If your teeth are sloping inwards, you won’t need to remove much at all, and the cosmetic procedure is far easier.
However, if your teeth are sloping outwards, it not only depends on the position of your teeth but also your inclination – it can be much more of an aesthetic matter.
For example, if you have really crooked teeth, your dentist’s preference may be for you to have your teeth straightened prior to having veneers placed on – they may recommend you consult an orthodontist or even use Invisalign first to straighten your teeth so that not too much tooth structure has to be removed.
If you don’t have a problem with your teeth remaining crooked after the veneers have been placed on, however, this is not an issue.
What Should I Look for in a Tooth Whitening Kit?
There is no one brand of tooth whitening kit that is recommended over the other – but there are ingredients within the kits that you must look for.
Ensure the kits contain hydrogen peroxide over hydrogen carbide as this ingredient does not work as well.
It is still suggested that, for a better job, you go to your dentist and get them to do the teeth whitening for you.
This is because the hydrogen peroxide they use in the dental surgery is far stronger than anything that you can buy in a tooth whitening kit.
Your dentist will have to block out all of your soft tissue such as your gums, tongue and lips, otherwise, the bleaching agent is so strong it could burn this soft tissue.
The hydrogen peroxide in the tooth whitening kit you buy and use yourself at home is not going to have a chance of burning your whole mouth like the one in the dental clinic, which will whiten your teeth far more effectively.
Many people choose to undergo aesthetic, or cosmetic dentistry, throughout their lifetime in order to improve their appearance and be happier with their smile.

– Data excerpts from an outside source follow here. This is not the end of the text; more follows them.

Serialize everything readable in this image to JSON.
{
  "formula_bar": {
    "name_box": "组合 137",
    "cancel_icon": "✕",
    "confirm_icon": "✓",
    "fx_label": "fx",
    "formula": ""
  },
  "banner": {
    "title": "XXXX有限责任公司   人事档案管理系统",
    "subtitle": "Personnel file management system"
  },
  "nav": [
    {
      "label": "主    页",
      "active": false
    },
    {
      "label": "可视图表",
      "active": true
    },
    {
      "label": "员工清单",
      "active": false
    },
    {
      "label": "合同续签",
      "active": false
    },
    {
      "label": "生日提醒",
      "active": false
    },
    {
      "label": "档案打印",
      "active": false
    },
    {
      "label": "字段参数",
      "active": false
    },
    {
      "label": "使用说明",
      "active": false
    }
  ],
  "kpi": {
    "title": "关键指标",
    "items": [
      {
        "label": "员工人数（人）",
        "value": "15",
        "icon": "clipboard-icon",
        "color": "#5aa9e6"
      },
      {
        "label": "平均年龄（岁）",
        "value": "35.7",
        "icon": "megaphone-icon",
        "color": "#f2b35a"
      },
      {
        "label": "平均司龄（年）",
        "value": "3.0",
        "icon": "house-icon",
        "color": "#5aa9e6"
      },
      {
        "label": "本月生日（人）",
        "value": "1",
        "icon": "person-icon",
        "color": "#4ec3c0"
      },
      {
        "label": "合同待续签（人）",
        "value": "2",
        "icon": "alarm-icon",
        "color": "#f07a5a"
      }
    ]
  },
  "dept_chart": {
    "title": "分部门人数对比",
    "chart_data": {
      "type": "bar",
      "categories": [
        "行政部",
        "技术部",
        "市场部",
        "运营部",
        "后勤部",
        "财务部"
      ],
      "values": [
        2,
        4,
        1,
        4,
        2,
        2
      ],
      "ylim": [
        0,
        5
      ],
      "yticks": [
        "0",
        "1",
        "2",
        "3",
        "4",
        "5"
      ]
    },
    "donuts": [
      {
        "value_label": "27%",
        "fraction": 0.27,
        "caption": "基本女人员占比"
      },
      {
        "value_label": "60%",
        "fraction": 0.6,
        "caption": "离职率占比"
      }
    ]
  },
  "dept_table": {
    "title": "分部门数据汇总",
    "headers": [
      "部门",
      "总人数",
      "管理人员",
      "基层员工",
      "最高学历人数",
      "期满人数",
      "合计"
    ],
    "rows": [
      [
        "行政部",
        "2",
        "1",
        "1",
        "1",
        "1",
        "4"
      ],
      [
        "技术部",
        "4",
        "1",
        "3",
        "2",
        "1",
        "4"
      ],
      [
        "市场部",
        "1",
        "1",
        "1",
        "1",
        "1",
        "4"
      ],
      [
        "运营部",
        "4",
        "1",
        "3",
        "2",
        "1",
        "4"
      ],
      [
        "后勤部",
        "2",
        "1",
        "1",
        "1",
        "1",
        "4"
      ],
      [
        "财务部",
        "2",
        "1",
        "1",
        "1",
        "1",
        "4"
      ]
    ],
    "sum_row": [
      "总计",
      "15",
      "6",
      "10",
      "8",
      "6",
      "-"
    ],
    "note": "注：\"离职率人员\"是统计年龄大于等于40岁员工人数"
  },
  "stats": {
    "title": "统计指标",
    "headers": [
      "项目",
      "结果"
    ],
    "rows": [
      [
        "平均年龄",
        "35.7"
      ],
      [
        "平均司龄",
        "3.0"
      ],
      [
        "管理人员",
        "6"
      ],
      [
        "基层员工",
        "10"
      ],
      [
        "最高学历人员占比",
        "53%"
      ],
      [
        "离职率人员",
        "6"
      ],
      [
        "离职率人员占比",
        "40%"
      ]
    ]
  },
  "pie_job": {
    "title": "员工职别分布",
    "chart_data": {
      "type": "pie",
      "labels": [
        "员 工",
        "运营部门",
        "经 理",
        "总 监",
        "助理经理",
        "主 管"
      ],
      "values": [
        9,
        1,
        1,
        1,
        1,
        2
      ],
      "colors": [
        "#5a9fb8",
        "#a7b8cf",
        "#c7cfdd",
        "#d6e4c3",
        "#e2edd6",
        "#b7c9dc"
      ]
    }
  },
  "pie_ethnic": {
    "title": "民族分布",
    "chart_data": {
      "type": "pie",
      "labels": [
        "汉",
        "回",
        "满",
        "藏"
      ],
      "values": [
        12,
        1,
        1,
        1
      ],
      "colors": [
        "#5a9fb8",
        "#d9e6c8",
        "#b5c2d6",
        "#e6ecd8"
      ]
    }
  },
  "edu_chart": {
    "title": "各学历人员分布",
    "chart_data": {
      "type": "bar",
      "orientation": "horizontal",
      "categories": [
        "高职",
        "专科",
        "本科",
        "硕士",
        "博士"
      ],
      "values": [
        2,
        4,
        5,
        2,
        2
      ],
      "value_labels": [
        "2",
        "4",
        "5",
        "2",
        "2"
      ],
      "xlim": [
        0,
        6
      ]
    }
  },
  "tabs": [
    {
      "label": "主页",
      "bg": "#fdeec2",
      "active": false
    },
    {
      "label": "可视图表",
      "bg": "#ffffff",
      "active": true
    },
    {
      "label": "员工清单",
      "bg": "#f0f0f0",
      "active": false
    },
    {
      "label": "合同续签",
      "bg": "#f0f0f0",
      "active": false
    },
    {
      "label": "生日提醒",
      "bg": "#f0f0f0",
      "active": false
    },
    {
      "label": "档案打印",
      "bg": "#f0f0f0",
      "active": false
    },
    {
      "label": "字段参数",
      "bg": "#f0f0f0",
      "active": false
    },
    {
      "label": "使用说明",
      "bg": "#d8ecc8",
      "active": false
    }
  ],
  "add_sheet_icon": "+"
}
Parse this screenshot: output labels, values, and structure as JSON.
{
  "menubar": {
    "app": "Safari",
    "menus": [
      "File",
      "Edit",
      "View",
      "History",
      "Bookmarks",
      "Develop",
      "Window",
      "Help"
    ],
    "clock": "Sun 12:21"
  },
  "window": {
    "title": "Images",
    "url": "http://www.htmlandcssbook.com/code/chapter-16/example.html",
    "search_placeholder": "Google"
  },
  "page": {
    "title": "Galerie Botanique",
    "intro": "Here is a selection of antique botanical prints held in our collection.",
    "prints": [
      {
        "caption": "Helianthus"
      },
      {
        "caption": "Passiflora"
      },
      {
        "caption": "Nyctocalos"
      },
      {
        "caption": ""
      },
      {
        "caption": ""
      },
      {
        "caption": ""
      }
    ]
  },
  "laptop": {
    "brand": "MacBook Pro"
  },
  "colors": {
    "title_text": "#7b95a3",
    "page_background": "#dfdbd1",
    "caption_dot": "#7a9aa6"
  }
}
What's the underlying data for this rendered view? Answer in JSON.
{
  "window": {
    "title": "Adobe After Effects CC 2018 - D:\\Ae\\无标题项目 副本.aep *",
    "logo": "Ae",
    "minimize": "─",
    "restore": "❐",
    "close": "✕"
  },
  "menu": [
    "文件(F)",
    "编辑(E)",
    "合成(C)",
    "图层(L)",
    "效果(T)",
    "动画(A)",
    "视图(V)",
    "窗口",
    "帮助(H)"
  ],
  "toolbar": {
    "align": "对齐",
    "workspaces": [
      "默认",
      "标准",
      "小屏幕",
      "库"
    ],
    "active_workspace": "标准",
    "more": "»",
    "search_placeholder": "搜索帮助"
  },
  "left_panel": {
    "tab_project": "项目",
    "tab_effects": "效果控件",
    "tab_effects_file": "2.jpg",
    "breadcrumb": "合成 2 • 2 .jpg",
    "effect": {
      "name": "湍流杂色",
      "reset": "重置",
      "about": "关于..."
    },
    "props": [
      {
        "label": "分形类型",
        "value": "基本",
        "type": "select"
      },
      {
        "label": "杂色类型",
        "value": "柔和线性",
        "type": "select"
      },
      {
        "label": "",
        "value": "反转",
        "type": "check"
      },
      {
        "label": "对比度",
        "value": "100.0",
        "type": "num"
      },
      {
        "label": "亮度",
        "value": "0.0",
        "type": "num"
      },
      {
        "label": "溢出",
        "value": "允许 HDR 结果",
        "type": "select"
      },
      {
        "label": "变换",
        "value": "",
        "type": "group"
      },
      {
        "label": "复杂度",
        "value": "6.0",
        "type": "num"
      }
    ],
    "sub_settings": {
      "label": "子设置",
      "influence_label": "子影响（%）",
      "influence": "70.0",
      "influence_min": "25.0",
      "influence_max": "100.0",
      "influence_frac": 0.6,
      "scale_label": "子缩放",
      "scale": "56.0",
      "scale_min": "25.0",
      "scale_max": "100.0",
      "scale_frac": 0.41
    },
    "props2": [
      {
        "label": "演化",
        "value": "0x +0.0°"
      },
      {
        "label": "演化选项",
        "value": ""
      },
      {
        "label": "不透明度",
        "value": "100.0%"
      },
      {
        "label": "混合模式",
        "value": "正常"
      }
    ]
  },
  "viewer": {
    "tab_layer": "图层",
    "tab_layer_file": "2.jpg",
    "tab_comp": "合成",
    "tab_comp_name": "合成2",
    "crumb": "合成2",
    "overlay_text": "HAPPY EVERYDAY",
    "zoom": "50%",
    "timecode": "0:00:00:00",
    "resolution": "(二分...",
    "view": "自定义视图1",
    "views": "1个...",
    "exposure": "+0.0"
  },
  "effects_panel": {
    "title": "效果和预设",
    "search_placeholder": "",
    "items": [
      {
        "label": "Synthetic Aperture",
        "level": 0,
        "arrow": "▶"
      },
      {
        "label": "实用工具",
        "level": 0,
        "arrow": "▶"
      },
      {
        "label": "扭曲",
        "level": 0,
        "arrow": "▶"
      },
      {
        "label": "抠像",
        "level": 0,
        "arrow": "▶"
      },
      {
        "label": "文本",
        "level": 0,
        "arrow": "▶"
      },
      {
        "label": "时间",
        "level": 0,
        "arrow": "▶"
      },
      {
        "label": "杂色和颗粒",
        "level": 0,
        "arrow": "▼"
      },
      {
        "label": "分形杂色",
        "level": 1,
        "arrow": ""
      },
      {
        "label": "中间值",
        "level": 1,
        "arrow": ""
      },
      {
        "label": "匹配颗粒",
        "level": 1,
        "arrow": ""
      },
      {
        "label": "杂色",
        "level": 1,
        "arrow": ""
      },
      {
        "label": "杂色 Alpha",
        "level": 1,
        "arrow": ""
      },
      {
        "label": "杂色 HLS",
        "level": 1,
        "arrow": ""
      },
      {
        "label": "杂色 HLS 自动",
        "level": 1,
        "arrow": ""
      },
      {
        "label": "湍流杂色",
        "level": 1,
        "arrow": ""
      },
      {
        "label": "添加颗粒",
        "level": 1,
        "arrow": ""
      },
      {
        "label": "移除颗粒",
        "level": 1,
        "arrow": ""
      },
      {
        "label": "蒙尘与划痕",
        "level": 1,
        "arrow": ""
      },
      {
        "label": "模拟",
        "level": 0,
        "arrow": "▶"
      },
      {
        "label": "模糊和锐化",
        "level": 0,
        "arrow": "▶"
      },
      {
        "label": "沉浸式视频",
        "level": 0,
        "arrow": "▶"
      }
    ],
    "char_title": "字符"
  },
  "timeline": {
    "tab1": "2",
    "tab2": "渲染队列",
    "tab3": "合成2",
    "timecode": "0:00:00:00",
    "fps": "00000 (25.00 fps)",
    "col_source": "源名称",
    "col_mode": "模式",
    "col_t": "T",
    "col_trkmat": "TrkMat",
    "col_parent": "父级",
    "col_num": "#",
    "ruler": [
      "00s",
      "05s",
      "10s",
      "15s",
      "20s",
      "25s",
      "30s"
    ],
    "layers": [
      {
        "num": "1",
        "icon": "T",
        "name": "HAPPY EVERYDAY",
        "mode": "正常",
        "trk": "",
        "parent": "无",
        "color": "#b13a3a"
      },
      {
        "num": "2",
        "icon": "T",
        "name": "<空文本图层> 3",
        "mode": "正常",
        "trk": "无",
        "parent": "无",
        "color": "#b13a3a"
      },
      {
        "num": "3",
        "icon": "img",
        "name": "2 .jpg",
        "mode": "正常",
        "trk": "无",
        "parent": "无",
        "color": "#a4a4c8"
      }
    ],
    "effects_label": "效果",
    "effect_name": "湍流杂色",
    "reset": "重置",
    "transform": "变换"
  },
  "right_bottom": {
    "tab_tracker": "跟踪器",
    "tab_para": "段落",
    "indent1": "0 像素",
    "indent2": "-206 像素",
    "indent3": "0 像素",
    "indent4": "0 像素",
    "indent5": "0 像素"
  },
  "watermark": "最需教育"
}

If you choose to do so, you may find yourself receiving crowns or veneers, but along with these comes the risk that your natural teeth might start discolouring, and you may begin to notice a difference in the shades.
This can happen if you don’t keep up a healthy diet or lifestyle, or simply because your natural teeth are aging at a different rate, and the discolouration is becoming more and more noticeable because of where the crowns or veneers have been placed in your mouth.
In order to prevent this from happening, ensure that, when having the cosmetic procedure performed, whatever you do to the right side of your mouth, do the same to the left side.
That way you will be in balance aesthetically, and if you do happen to get any stains on your natural teeth (because you will never get any on your crowns or veneers), they will be far less noticeable and can be removed by teeth whitening, either at home or in the dental clinic.
Otherwise, if you keep up a healthy diet and lifestyle and avoid certain foods, especially red wine, and bad habits such as smoking, and ensure that you keep up a healthy dental cleaning regime, your teeth will continue to match the colour of your crowns or veneers and you should not have any issues – you will continue to maintain that bright smile!